Carroll leaders traditionally have opposed speed deterrents such as humps, roundabouts and red-light cameras, but today, a new board of commissioners will have its first chance to air its views on adding "traffic calming" features to the busy roads of South Carroll.
The commissioners will hear a number of methods for controlling speed and then will have time to express their ideas on speed control, said Douglas Myers, county director of public works. Myers said he would not ask the commissioners to set traffic policies for specific streets or subdivisions.
"We'll just be talking in general and getting the board's feelings about whether they want to adopt a new policy or not," Myers said. "This is just a first step."
At the commissioners' public meeting today, they also are scheduled to appoint an administrator to supervise the county's enforcement of ethics standards for Carroll government employees and elected officials. County officials declined to name the appointee yesterday.
Myers said he scheduled the session on traffic calming because the new commissioners might want to chart a more aggressive policy than their predecessors. Under the previous board, Myers occasionally presented concerns about speeding on residential streets in South Carroll. But whenever he raised the possibility of adding speed humps or other features, the commissioners showed little interest, saying they would rely on an increased police presence to discourage speeding.
Myers said most of the speeding complaints his department receives are from subdivisions in Eldersburg. Such areas would seem natural targets for new traffic policies, he said.
Commissioner Dean L. Minnich, who took office in December, said yesterday that he is no fan of speed humps.
"I don't have much use for devices that force responsible drivers to endure the same nuisances as irresponsible drivers," Minnich said, adding that he would like the county to investigate adding cameras to red lights on roads troubled by speeding.
Many share Minnich's distaste for speed humps, arguing that in addition to irritating drivers, the mounds damage emergency and other vehicles. The humps are banned on Baltimore County roads.
But they are a common feature on residential streets in Baltimore and in Howard County.
Minnich said his opposition to humps should not be taken as a slap against all traffic calming. During meetings, he often mentions his frustration at watching drivers zoom through residential streets that provide short cuts around main roads.
"I certainly have empathy for people who talk about the commuters speeding through neighborhoods," said the Westminster resident. "I know what it's like to live on a street where drivers aren't paying enough attention to the safety of children."
The session on traffic issues at 2 p.m. will be followed by the appointment of the county's new ethics officer. The appointee will replace the deposed three-member ethics commission, which the commissioners eliminated last month after a two-month feud between the panels.
Though he would not reveal the name of the appointee, county Chief of Staff Steve Powell said yesterday that the person had agreed to accept the post.
During a meeting last week, Commissioner Julia Walsh Gouge said the commissioners had interviewed several candidates but that the first few approached had said the appointment would be too great a time commitment.
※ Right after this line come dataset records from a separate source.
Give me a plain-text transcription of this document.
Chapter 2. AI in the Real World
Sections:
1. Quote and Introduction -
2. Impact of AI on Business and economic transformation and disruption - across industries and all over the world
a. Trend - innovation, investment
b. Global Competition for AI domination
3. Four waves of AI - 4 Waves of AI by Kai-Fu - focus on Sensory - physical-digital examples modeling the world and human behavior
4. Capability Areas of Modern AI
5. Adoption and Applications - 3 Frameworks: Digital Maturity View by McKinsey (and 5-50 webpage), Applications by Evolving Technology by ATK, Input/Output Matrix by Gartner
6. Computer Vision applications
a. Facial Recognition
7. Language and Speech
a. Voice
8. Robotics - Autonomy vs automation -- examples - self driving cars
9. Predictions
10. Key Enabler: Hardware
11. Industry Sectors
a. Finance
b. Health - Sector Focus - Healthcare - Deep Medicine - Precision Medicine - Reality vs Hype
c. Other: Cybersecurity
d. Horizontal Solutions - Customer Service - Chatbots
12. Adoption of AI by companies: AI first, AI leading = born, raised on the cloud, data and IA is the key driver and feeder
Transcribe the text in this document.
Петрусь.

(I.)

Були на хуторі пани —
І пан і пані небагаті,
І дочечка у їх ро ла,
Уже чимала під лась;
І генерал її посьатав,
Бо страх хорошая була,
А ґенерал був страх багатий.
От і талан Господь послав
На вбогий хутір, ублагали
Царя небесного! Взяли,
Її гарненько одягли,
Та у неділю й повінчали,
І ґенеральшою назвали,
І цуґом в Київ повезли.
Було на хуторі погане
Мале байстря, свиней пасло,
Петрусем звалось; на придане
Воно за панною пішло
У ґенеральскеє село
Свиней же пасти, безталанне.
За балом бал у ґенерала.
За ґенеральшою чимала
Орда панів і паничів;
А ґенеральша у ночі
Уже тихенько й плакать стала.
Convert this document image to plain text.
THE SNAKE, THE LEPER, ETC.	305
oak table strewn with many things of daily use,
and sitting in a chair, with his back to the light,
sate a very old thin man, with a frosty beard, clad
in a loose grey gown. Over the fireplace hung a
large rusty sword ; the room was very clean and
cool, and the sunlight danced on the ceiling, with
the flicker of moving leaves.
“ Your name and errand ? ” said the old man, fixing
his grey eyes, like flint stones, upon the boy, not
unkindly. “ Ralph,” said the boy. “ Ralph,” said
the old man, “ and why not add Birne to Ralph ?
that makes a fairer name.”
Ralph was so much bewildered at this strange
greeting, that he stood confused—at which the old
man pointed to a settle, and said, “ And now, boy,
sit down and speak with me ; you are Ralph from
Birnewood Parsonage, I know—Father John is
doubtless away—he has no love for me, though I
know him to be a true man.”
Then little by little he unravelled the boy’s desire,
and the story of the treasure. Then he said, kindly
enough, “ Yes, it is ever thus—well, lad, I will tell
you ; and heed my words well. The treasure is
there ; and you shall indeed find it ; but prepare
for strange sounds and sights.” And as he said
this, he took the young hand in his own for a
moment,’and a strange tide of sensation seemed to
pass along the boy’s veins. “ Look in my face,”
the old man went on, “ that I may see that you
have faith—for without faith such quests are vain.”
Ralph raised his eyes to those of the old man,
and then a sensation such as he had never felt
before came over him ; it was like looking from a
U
It remains unclear what steps will follow the appointment. Powell said he would help the new ethics officer create a task force that would work with the commissioners to overhaul the county ethics code.
The stab at restructuring follows two months of conflict with the old ethics panel, which accused Minnich and Commissioner Perry L. Jones Jr. of trying to thwart an investigation of Gouge, who also is under criminal investigation by the state prosecutor's office on alleged ethics violations.
Minnich and Jones accused the ethics panel of being tainted by politics when they suspended the three members - John Harner, Suzanne Primoff and James F.W. Talley - in December. They said the ethics commission had lost all credibility with Carroll residents and couldn't do its job effectively.